Tarihte birçok imparatorluk büyük halk isyanları sonucunda kurulmuştur. Deyim yerindeyse bunlara “Başarılı Spartaküs’ler” de denebilir. Ezilen kesimlerin çürümüş imparatorluklara karşı başlattıkları isyanların başarılı olmasıyla yeni iktidarlar oluşmuş, ama bunlar da zaman içerisinde yeni imparatorluklara dönüşmüşlerdir.
Eski Çin’in tarihinde de bu tür hareketlere rastlanır. Yoksul köylü isyanları sonucunda kurulmuş üç hanedanlık vardır: Han Hanedanı (MÖ 206 – MS 220), Liang Hanedanı (907-923) ve Ming Hanedanı (1368-1644).
Köylü önderi Zhu
Özellikle Çin’in en parlak dönemlerinden biri olan Ming Hanedanı’nın kuruluş öyküsü çarpıcıdır. Hanedanın kurucusu Zhu Yuanzhang (1328-1398) bir köylü önderidir ve başarılı bir köylü ayaklanması sonucunda çürümüş aristokrat yapıyı yıkarak kendi devletini kurmuştur.
Zhu Yuanzhang Çin’in en alt tabakalarından gelir; ailesi ortakçı olarak çalışan basit köylülerdir. Annesi ve babası art arda ölünce yaşı küçük olan Zhu ortakçılığı üzerine alamaz ve rahip olur. Daha sonra da ihtilalci…
Moğolların ırksal yasalarına ‘ulusal’ tepki
Zhu’nun sosyal bir hareket başlattığı dönemde Çin’de iktidarda olan Moğollar, isyana ırk temeline dayanan yasaları sıkılaştırarak yanıt verirler, ama bu uygulama geri teper. Hatta giderek ihtilalci hareket, yabancılara karşı cephe alan “ulusal” (bugün anladığımız anlamda ulusal değil elbette, dış düşmana karşı mücadele anlamında) bir nitelik kazanır. Moğolların ırksal yasaları yerli Çin halkı içinde büyük nefret uyandırmıştır. Ayaklanmanın büyümesinin ve yerel bir isyan düzeyini aşmasının en önemli nedeni budur.
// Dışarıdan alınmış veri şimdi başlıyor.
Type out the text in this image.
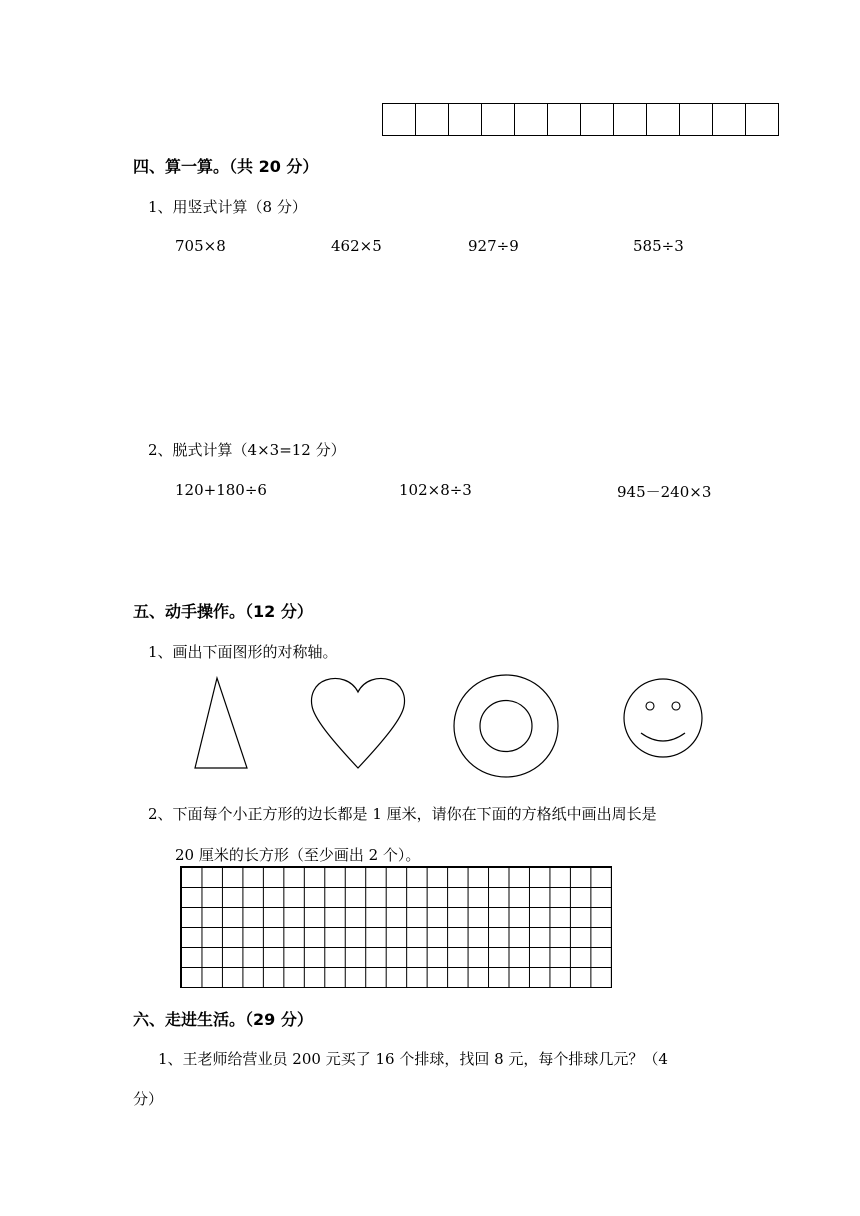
四、算一算。（共 20 分）
1、用竖式计算（8 分）
705×8	462×5	927÷9	585÷3
2、脱式计算（4×3=12 分）
120+180÷6	102×8÷3	945－240×3
五、动手操作。（12 分）
1、画出下面图形的对称轴。
2、下面每个小正方形的边长都是 1 厘米，请你在下面的方格纸中画出周长是
20 厘米的长方形（至少画出 2 个）。
六、走进生活。（29 分）
1、王老师给营业员 200 元买了 16 个排球，找回 8 元，每个排球几元？（4
分）
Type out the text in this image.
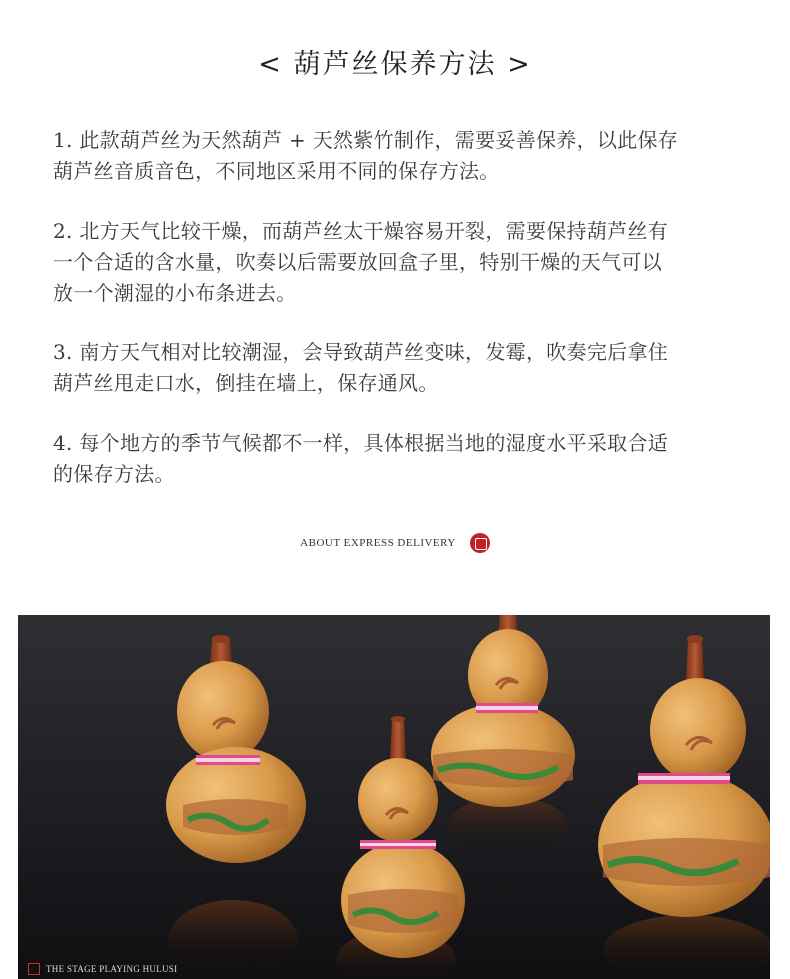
< 葫芦丝保养方法 >
1. 此款葫芦丝为天然葫芦 + 天然紫竹制作，需要妥善保养，以此保存
葫芦丝音质音色，不同地区采用不同的保存方法。
2. 北方天气比较干燥，而葫芦丝太干燥容易开裂，需要保持葫芦丝有
一个合适的含水量，吹奏以后需要放回盒子里，特别干燥的天气可以
放一个潮湿的小布条进去。
3. 南方天气相对比较潮湿，会导致葫芦丝变味，发霉，吹奏完后拿住
葫芦丝甩走口水，倒挂在墙上，保存通风。
4. 每个地方的季节气候都不一样，具体根据当地的湿度水平采取合适
的保存方法。
ABOUT EXPRESS DELIVERY
THE STAGE PLAYING HULUSI
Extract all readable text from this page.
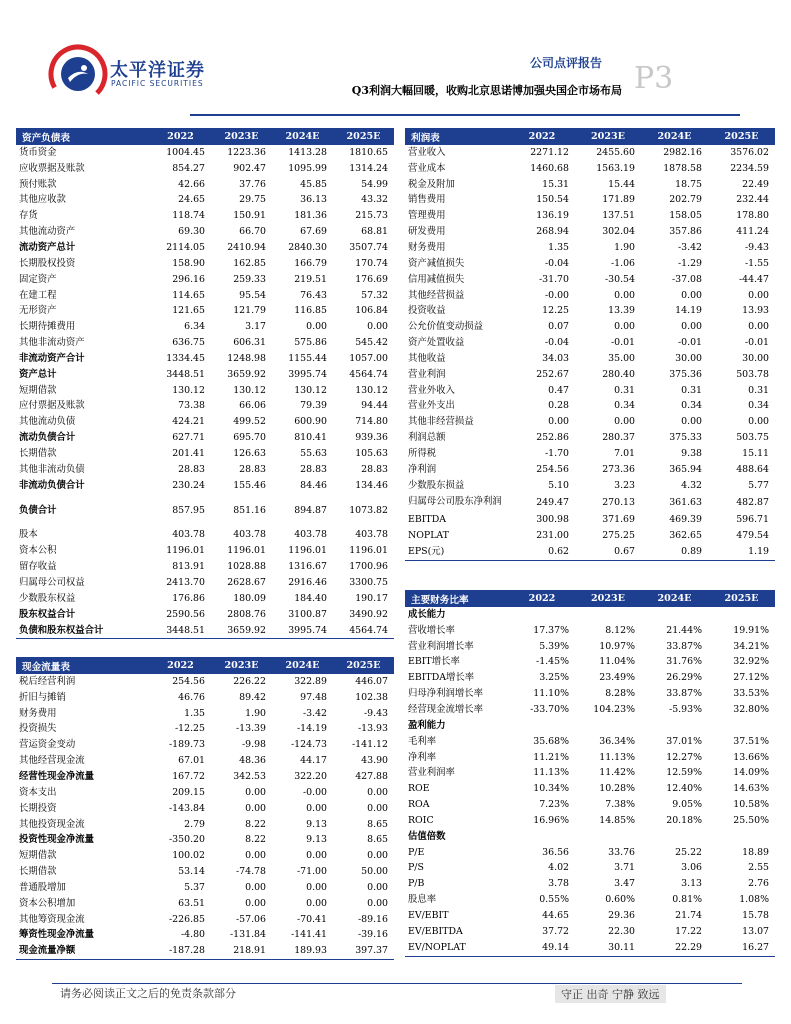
太平洋证券
PACIFIC SECURITIES
公司点评报告 P3
Q3利润大幅回暖，收购北京思诺博加强央国企市场布局
资产负债表	2022	2023E	2024E	2025E
货币资金	1004.45	1223.36	1413.28	1810.65
应收票据及账款	854.27	902.47	1095.99	1314.24
预付账款	42.66	37.76	45.85	54.99
其他应收款	24.65	29.75	36.13	43.32
存货	118.74	150.91	181.36	215.73
其他流动资产	69.30	66.70	67.69	68.81
流动资产总计	2114.05	2410.94	2840.30	3507.74
长期股权投资	158.90	162.85	166.79	170.74
固定资产	296.16	259.33	219.51	176.69
在建工程	114.65	95.54	76.43	57.32
无形资产	121.65	121.79	116.85	106.84
长期待摊费用	6.34	3.17	0.00	0.00
其他非流动资产	636.75	606.31	575.86	545.42
非流动资产合计	1334.45	1248.98	1155.44	1057.00
资产总计	3448.51	3659.92	3995.74	4564.74
短期借款	130.12	130.12	130.12	130.12
应付票据及账款	73.38	66.06	79.39	94.44
其他流动负债	424.21	499.52	600.90	714.80
流动负债合计	627.71	695.70	810.41	939.36
长期借款	201.41	126.63	55.63	105.63
其他非流动负债	28.83	28.83	28.83	28.83
非流动负债合计	230.24	155.46	84.46	134.46
负债合计	857.95	851.16	894.87	1073.82
股本	403.78	403.78	403.78	403.78
资本公积	1196.01	1196.01	1196.01	1196.01
留存收益	813.91	1028.88	1316.67	1700.96
归属母公司权益	2413.70	2628.67	2916.46	3300.75
少数股东权益	176.86	180.09	184.40	190.17
股东权益合计	2590.56	2808.76	3100.87	3490.92
负债和股东权益合计	3448.51	3659.92	3995.74	4564.74
现金流量表	2022	2023E	2024E	2025E
税后经营利润	254.56	226.22	322.89	446.07
折旧与摊销	46.76	89.42	97.48	102.38
财务费用	1.35	1.90	-3.42	-9.43
投资损失	-12.25	-13.39	-14.19	-13.93
营运资金变动	-189.73	-9.98	-124.73	-141.12
其他经营现金流	67.01	48.36	44.17	43.90
经营性现金净流量	167.72	342.53	322.20	427.88
资本支出	209.15	0.00	-0.00	0.00
长期投资	-143.84	0.00	0.00	0.00
其他投资现金流	2.79	8.22	9.13	8.65
投资性现金净流量	-350.20	8.22	9.13	8.65
短期借款	100.02	0.00	0.00	0.00
长期借款	53.14	-74.78	-71.00	50.00
普通股增加	5.37	0.00	0.00	0.00
资本公积增加	63.51	0.00	0.00	0.00
其他筹资现金流	-226.85	-57.06	-70.41	-89.16
筹资性现金净流量	-4.80	-131.84	-141.41	-39.16
现金流量净额	-187.28	218.91	189.93	397.37
利润表	2022	2023E	2024E	2025E
营业收入	2271.12	2455.60	2982.16	3576.02
营业成本	1460.68	1563.19	1878.58	2234.59
税金及附加	15.31	15.44	18.75	22.49
销售费用	150.54	171.89	202.79	232.44
管理费用	136.19	137.51	158.05	178.80
研发费用	268.94	302.04	357.86	411.24
财务费用	1.35	1.90	-3.42	-9.43
资产减值损失	-0.04	-1.06	-1.29	-1.55
信用减值损失	-31.70	-30.54	-37.08	-44.47
其他经营损益	-0.00	0.00	0.00	0.00
投资收益	12.25	13.39	14.19	13.93
公允价值变动损益	0.07	0.00	0.00	0.00
资产处置收益	-0.04	-0.01	-0.01	-0.01
其他收益	34.03	35.00	30.00	30.00
营业利润	252.67	280.40	375.36	503.78
营业外收入	0.47	0.31	0.31	0.31
营业外支出	0.28	0.34	0.34	0.34
其他非经营损益	0.00	0.00	0.00	0.00
利润总额	252.86	280.37	375.33	503.75
所得税	-1.70	7.01	9.38	15.11
净利润	254.56	273.36	365.94	488.64
少数股东损益	5.10	3.23	4.32	5.77
归属母公司股东净利润	249.47	270.13	361.63	482.87
EBITDA	300.98	371.69	469.39	596.71
NOPLAT	231.00	275.25	362.65	479.54
EPS(元)	0.62	0.67	0.89	1.19
主要财务比率	2022	2023E	2024E	2025E
成长能力				
营收增长率	17.37%	8.12%	21.44%	19.91%
营业利润增长率	5.39%	10.97%	33.87%	34.21%
EBIT增长率	-1.45%	11.04%	31.76%	32.92%
EBITDA增长率	3.25%	23.49%	26.29%	27.12%
归母净利润增长率	11.10%	8.28%	33.87%	33.53%
经营现金流增长率	-33.70%	104.23%	-5.93%	32.80%
盈利能力				
毛利率	35.68%	36.34%	37.01%	37.51%
净利率	11.21%	11.13%	12.27%	13.66%
营业利润率	11.13%	11.42%	12.59%	14.09%
ROE	10.34%	10.28%	12.40%	14.63%
ROA	7.23%	7.38%	9.05%	10.58%
ROIC	16.96%	14.85%	20.18%	25.50%
估值倍数				
P/E	36.56	33.76	25.22	18.89
P/S	4.02	3.71	3.06	2.55
P/B	3.78	3.47	3.13	2.76
股息率	0.55%	0.60%	0.81%	1.08%
EV/EBIT	44.65	29.36	21.74	15.78
EV/EBITDA	37.72	22.30	17.22	13.07
EV/NOPLAT	49.14	30.11	22.29	16.27
请务必阅读正文之后的免责条款部分	守正 出奇 宁静 致远
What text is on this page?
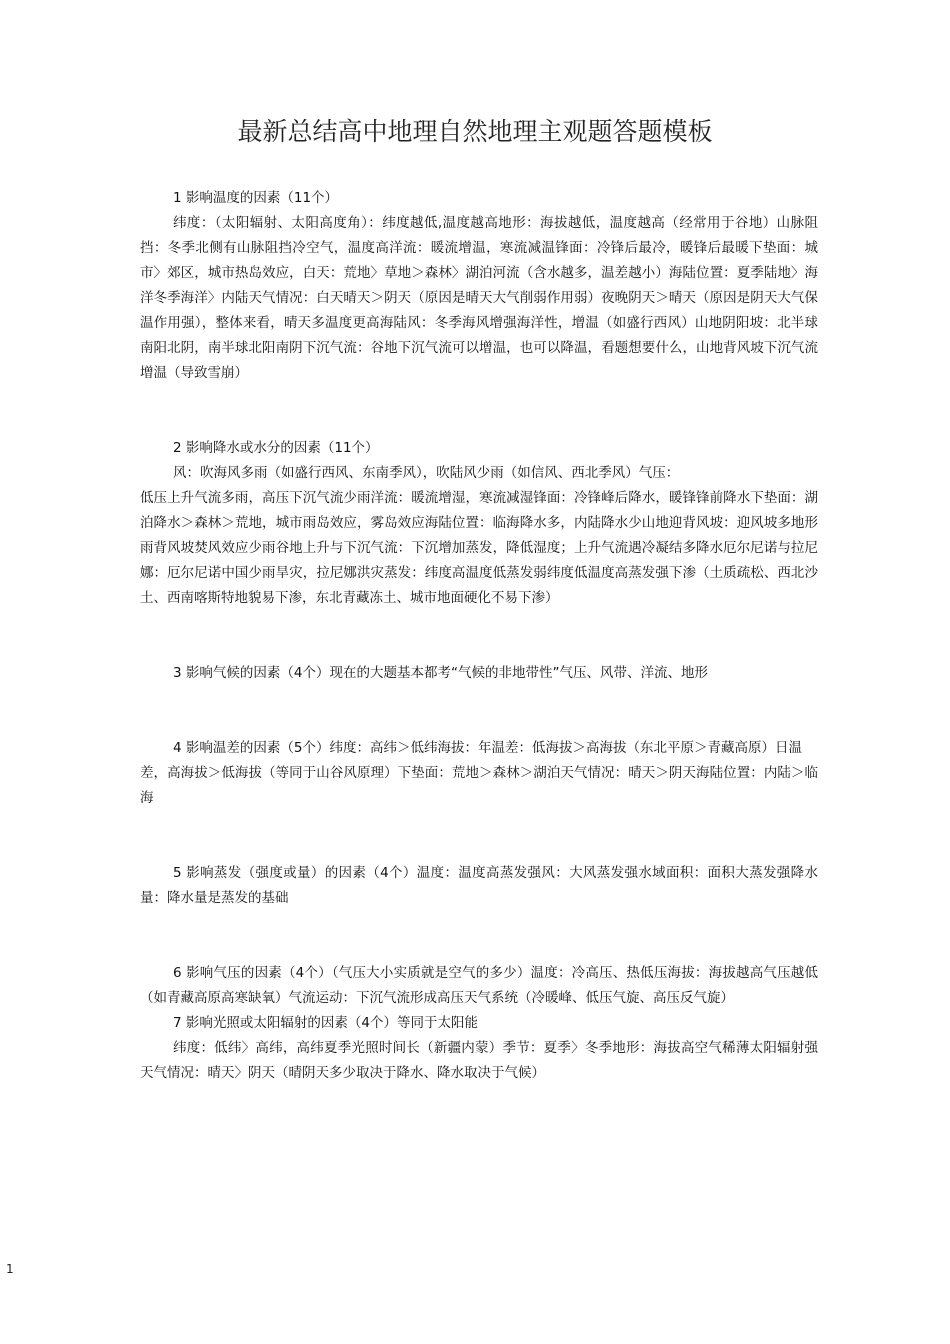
最新总结高中地理自然地理主观题答题模板
1 影响温度的因素（11个）
纬度：（太阳辐射、太阳高度角）：纬度越低,温度越高地形：海拔越低，温度越高（经常用于谷地）山脉阻挡：冬季北侧有山脉阻挡冷空气，温度高洋流：暖流增温，寒流减温锋面：冷锋后最冷，暖锋后最暖下垫面：城市〉郊区，城市热岛效应，白天：荒地〉草地＞森林〉湖泊河流（含水越多，温差越小）海陆位置：夏季陆地〉海洋冬季海洋〉内陆天气情况：白天晴天＞阴天（原因是晴天大气削弱作用弱）夜晚阴天＞晴天（原因是阴天大气保温作用强），整体来看，晴天多温度更高海陆风：冬季海风增强海洋性，增温（如盛行西风）山地阴阳坡：北半球南阳北阴，南半球北阳南阴下沉气流：谷地下沉气流可以增温，也可以降温，看题想要什么，山地背风坡下沉气流增温（导致雪崩）
2 影响降水或水分的因素（11个）
风：吹海风多雨（如盛行西风、东南季风），吹陆风少雨（如信风、西北季风）气压：
低压上升气流多雨，高压下沉气流少雨洋流：暖流增湿，寒流减湿锋面：冷锋峰后降水，暖锋锋前降水下垫面：湖泊降水＞森林＞荒地，城市雨岛效应，雾岛效应海陆位置：临海降水多，内陆降水少山地迎背风坡：迎风坡多地形雨背风坡焚风效应少雨谷地上升与下沉气流：下沉增加蒸发，降低湿度；上升气流遇冷凝结多降水厄尔尼诺与拉尼娜：厄尔尼诺中国少雨旱灾，拉尼娜洪灾蒸发：纬度高温度低蒸发弱纬度低温度高蒸发强下渗（土质疏松、西北沙土、西南喀斯特地貌易下渗，东北青藏冻土、城市地面硬化不易下渗）
3 影响气候的因素（4个）现在的大题基本都考“气候的非地带性”气压、风带、洋流、地形
4 影响温差的因素（5个）纬度：高纬＞低纬海拔：年温差：低海拔＞高海拔（东北平原＞青藏高原）日温
差，高海拔＞低海拔（等同于山谷风原理）下垫面：荒地＞森林＞湖泊天气情况：晴天＞阴天海陆位置：内陆＞临海
5 影响蒸发（强度或量）的因素（4个）温度：温度高蒸发强风：大风蒸发强水域面积：面积大蒸发强降水量：降水量是蒸发的基础
6 影响气压的因素（4个）（气压大小实质就是空气的多少）温度：冷高压、热低压海拔：海拔越高气压越低（如青藏高原高寒缺氧）气流运动：下沉气流形成高压天气系统（冷暖峰、低压气旋、高压反气旋）
7 影响光照或太阳辐射的因素（4个）等同于太阳能
纬度：低纬〉高纬，高纬夏季光照时间长（新疆内蒙）季节：夏季〉冬季地形：海拔高空气稀薄太阳辐射强天气情况：晴天〉阴天（晴阴天多少取决于降水、降水取决于气候）
1
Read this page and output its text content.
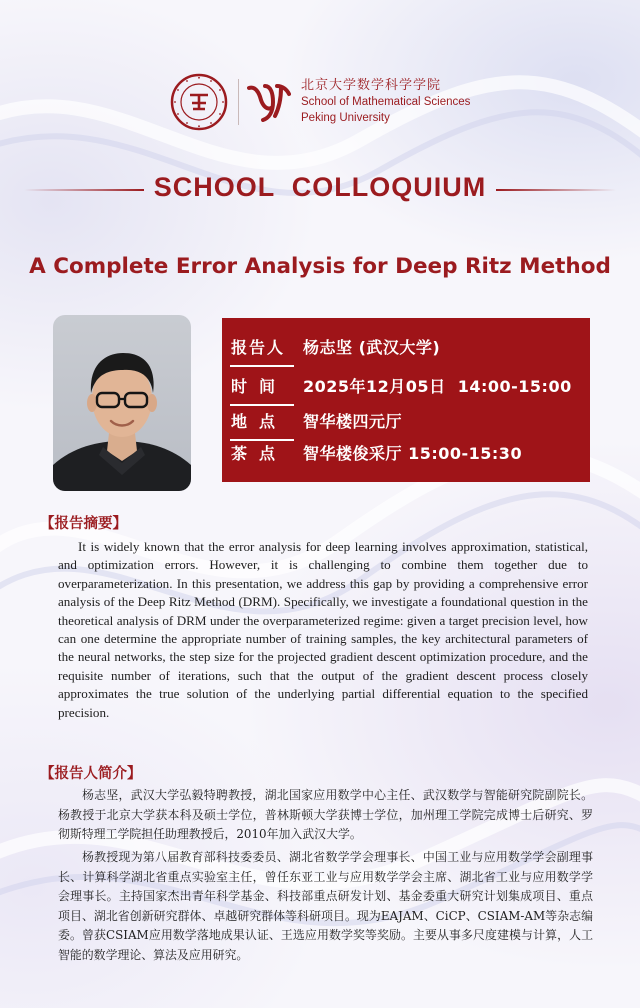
北京大学数学科学学院
School of Mathematical Sciences
Peking University
SCHOOL  COLLOQUIUM
A Complete Error Analysis for Deep Ritz Method
报告人	杨志坚 (武汉大学)
时间 2025年12月05日  14:00-15:00
地点 智华楼四元厅
茶点 智华楼俊采厅 15:00-15:30
【报告摘要】

It is widely known that the error analysis for deep learning involves approximation, statistical, and optimization errors. However, it is challenging to combine them together due to overparameterization. In this presentation, we address this gap by providing a comprehensive error analysis of the Deep Ritz Method (DRM). Specifically, we investigate a foundational question in the theoretical analysis of DRM under the overparameterized regime: given a target precision level, how can one determine the appropriate number of training samples, the key architectural parameters of the neural networks, the step size for the projected gradient descent optimization procedure, and the requisite number of iterations, such that the output of the gradient descent process closely approximates the true solution of the underlying partial differential equation to the specified precision.

【报告人简介】

杨志坚，武汉大学弘毅特聘教授，湖北国家应用数学中心主任、武汉数学与智能研究院副院长。杨教授于北京大学获本科及硕士学位，普林斯顿大学获博士学位，加州理工学院完成博士后研究、罗彻斯特理工学院担任助理教授后，2010年加入武汉大学。

杨教授现为第八届教育部科技委委员、湖北省数学学会理事长、中国工业与应用数学学会副理事长、计算科学湖北省重点实验室主任，曾任东亚工业与应用数学学会主席、湖北省工业与应用数学学会理事长。主持国家杰出青年科学基金、科技部重点研发计划、基金委重大研究计划集成项目、重点项目、湖北省创新研究群体、卓越研究群体等科研项目。现为EAJAM、CiCP、CSIAM-AM等杂志编委。曾获CSIAM应用数学落地成果认证、王选应用数学奖等奖励。主要从事多尺度建模与计算，人工智能的数学理论、算法及应用研究。
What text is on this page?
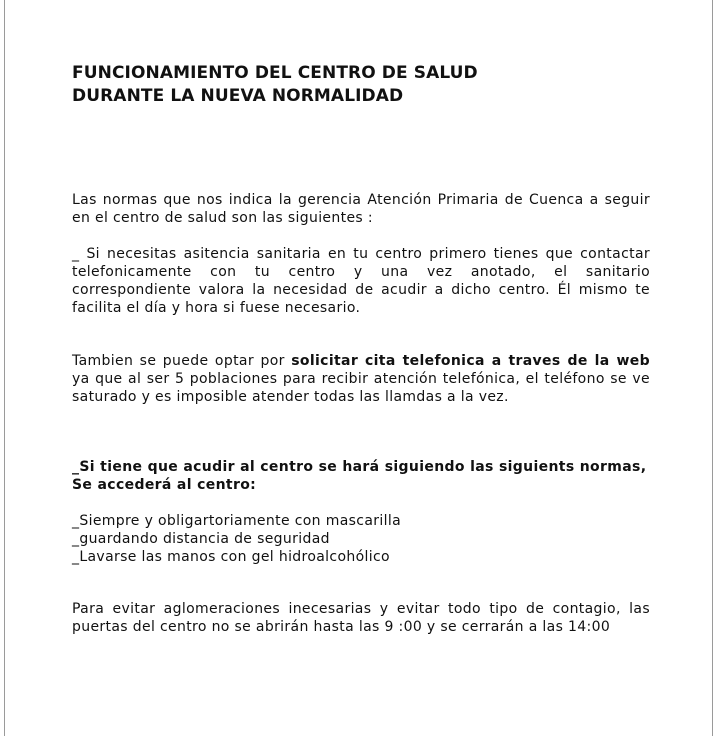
FUNCIONAMIENTO DEL CENTRO DE SALUD
DURANTE LA NUEVA NORMALIDAD

Las normas que nos indica la gerencia Atención Primaria de Cuenca a seguir en el centro de salud son las siguientes :

_ Si necesitas asitencia sanitaria en tu centro primero tienes que contactar telefonicamente con tu centro y una vez anotado, el sanitario correspondiente valora la necesidad de acudir a dicho centro. Él mismo te facilita el día y hora si fuese necesario.

Tambien se puede optar por solicitar cita telefonica a traves de la web ya que al ser 5 poblaciones para recibir atención telefónica, el teléfono se ve saturado y es imposible atender todas las llamdas a la vez.

_Si tiene que acudir al centro se hará siguiendo las siguients normas, Se accederá al centro:

_Siempre y obligartoriamente con mascarilla

_guardando distancia de seguridad

_Lavarse las manos con gel hidroalcohólico

Para evitar aglomeraciones inecesarias y evitar todo tipo de contagio, las puertas del centro no se abrirán hasta las 9 :00 y se cerrarán a las 14:00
Zhu Yuanzhang, destekçileriyle birlikte 1368 yılında başkenti (Nanjing) zapt eder ve yeni Çin İmparatoru olur. Köylü ayaklanmasının yeni bir imparatorlukla sonuçlanması tarihsel koşulların sınırlılıklarının bir gereği; aristokrat yapıyı ve feodal ilişkileri aşan daha ileri bir sistem beklemek gerçekçi olmazdı.
Aristokrasiyi tırpanlayan demokratik adımlar
Aslında Zhu iktidarının ilk uygulamaları aristokrat sınıfı ve zenginleri tırpanlamaya yöneliktir. Birçok zengini zorla hükümet merkezine yerleştirir ve böylece yerel nüfuzlarını kırar. Yoksul köylülere toprak dağıtılır. Zenginlerin vergi kaçakçılığının önüne geçmek için kütük defterleri değiştirilir. Tembel tembel dolaşan rahiplerin sayısı azaltılır. Tapınaklara ait emlak tespit edilir ve sınırlandırılır; böylece o güne kadar vergi ödemeyen yerler de vergilendirilir.
Hatta bu uygulamalar Çin’de Avrupa’daki burjuvaziye benzer yeni bir orta sınıfın doğmasına yol açar. Fakat Zhu ve arkadaşlarının ufukları feodalizmi aşacak derinlikte değildir. Yeni yeni ortaya çıkan orta sınıf da iktidarı alacak ve sürdürecek güçten yoksundur. Süreç yeni bir feodal hanedanın (Ming Hanedanı) oluşmasıyla sonuçlanır.
Ming Hanedanı’nın sonraki öyküsü de ilginçtir. Örneğin 15. yüzyılın başlarında Çin, ünlü amiral Zheng He önderliğindeki muazzam filosuyla sadece Çin kıyılarında değil okyanuslarda da cirit atmakta ve ticaret yapmaktadır. Zheng He’nin öyküsünü ayrıca yazarız.
Kaynak:
Dr. Wolfram Eberhard, Çin Tarihi, TTK Yayınları, 3. baskı, Ankara 1995.